3. Nomenklatur Pemeriksa Barang/Jasa digunakan dalam peraturan tentang
pengadaan barang/jasa, sementara itu nomeklatur Pemeriksa “Barang” saja
digunakan dalam peraturan terkait pembayaran.
4. PPHP bukanlah penanggungjawab verifikasi pembayaran, sehingga tanpa
tandatangan PPHP pun barang/jasa dapat dibayar selama PA menyatakan
menerima penyerahan barang/jasa.
5. PPHP adalah Pemeriksa Administratif Pengadaan Barang/Jasa (Perpres
16/2018) dan PPHP tidak sama dengan Pemeriksa Barang dalam administrasi
pembayaran (Permendagri 13/2006).
6. Pemeriksa Barang dalam Permendagri 13/2006 adalah petugas yang
memastikan barang memenuhi syarat untuk dicatat dalam aset daerah dan layak
dibayar.
7. Anggota Panitia/Pejabat Pemeriksa Barang dapat menjadi anggota PPHP
untuk memastikan bahwa secara administratif pengadaan barang/jasa dan
administratif pembayaran tidak terjadi permasalahan.

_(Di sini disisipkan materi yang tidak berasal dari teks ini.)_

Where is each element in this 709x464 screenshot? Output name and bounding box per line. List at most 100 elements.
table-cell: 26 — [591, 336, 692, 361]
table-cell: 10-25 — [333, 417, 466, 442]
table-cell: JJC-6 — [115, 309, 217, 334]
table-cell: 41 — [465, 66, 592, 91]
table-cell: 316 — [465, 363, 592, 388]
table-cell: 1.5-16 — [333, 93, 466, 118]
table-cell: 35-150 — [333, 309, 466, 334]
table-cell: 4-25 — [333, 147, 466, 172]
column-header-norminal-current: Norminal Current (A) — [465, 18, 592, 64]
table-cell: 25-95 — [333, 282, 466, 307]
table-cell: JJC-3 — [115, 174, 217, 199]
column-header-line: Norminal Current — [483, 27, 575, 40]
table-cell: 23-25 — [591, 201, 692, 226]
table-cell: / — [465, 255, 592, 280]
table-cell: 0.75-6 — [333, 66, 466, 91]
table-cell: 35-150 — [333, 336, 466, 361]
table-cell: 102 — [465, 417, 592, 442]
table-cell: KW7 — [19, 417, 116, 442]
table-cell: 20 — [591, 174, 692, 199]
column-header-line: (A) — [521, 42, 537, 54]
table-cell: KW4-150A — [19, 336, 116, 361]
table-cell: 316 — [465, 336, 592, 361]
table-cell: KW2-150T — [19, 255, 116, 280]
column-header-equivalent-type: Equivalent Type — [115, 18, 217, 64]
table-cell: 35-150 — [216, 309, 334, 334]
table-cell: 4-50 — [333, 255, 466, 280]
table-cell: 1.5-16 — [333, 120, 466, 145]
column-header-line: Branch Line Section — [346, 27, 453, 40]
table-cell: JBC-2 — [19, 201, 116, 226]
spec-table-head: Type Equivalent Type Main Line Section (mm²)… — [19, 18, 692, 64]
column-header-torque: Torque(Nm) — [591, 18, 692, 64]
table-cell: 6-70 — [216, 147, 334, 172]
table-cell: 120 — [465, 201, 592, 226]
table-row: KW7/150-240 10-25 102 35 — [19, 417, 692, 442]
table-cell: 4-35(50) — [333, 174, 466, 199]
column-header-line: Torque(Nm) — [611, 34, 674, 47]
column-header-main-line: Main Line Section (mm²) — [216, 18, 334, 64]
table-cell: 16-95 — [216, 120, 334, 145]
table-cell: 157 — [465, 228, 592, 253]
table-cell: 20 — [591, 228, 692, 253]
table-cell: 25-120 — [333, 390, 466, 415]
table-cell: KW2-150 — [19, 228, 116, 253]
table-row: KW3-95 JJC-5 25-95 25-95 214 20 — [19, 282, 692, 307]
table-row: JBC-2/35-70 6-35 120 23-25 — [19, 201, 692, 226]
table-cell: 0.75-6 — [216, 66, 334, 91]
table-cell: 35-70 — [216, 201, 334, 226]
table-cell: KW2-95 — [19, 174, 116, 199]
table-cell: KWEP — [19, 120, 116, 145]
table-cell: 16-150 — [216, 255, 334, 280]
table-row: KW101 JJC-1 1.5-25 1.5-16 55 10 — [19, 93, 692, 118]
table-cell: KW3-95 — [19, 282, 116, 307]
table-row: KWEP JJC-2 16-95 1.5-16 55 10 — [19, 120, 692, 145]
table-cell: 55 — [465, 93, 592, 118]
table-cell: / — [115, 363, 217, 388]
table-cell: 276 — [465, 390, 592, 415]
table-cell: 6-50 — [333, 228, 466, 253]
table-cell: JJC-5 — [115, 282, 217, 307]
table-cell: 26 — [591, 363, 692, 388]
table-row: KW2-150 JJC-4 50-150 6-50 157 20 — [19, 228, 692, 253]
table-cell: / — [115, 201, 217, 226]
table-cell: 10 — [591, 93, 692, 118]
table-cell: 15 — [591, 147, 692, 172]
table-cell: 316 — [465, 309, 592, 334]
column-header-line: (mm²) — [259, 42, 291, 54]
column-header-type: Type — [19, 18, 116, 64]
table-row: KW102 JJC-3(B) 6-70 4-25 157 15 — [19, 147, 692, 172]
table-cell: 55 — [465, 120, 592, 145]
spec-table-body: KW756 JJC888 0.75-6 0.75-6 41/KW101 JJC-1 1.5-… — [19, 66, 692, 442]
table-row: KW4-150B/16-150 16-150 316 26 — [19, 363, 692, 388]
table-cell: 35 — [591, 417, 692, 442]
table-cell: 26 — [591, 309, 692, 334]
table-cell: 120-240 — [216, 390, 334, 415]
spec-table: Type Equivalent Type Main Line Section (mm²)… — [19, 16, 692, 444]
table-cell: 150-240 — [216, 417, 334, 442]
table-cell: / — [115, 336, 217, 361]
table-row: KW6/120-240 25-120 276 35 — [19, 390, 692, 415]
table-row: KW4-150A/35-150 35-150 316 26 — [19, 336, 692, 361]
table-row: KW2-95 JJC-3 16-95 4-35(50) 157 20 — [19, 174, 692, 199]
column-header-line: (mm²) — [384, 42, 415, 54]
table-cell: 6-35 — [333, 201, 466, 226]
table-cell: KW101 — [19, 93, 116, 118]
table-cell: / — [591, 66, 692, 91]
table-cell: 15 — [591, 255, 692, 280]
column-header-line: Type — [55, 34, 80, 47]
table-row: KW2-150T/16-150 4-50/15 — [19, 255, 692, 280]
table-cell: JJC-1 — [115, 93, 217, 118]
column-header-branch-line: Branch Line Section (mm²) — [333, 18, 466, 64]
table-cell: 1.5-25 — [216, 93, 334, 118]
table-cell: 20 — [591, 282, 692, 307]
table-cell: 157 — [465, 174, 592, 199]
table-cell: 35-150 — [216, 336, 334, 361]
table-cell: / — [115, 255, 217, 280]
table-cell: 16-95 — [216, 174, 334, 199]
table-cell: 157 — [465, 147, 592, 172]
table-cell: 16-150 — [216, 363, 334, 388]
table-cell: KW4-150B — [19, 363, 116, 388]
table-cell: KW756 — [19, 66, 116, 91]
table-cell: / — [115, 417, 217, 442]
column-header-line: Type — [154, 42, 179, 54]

Sebagai bahan masukan dan perhatian kita bersama sepertinya sudah saatnya tata
kelola keuangan daerah yang digawangi oleh Kementerian Dalam Negeri kita kritisi
bersama. Khususnya tata cara pembayaran yang sudah tidak relevan lagi dengan
kondisi kekinian. Tata cara pembayaran jangan sampai mendikte tata cara pengadaan
yang terus mencari upaya efisiensi dan efektivitas. Meski tetap disisi keuangan tetap
harus prudent dan penuh kehati-hatian. Secara sederhananya tata kelola pembayaran
APBD harusnya sama mudahnya dengan tata kelola pembayaran APBN. Toh keuangan
daerah juga adalah keuangan negara juga.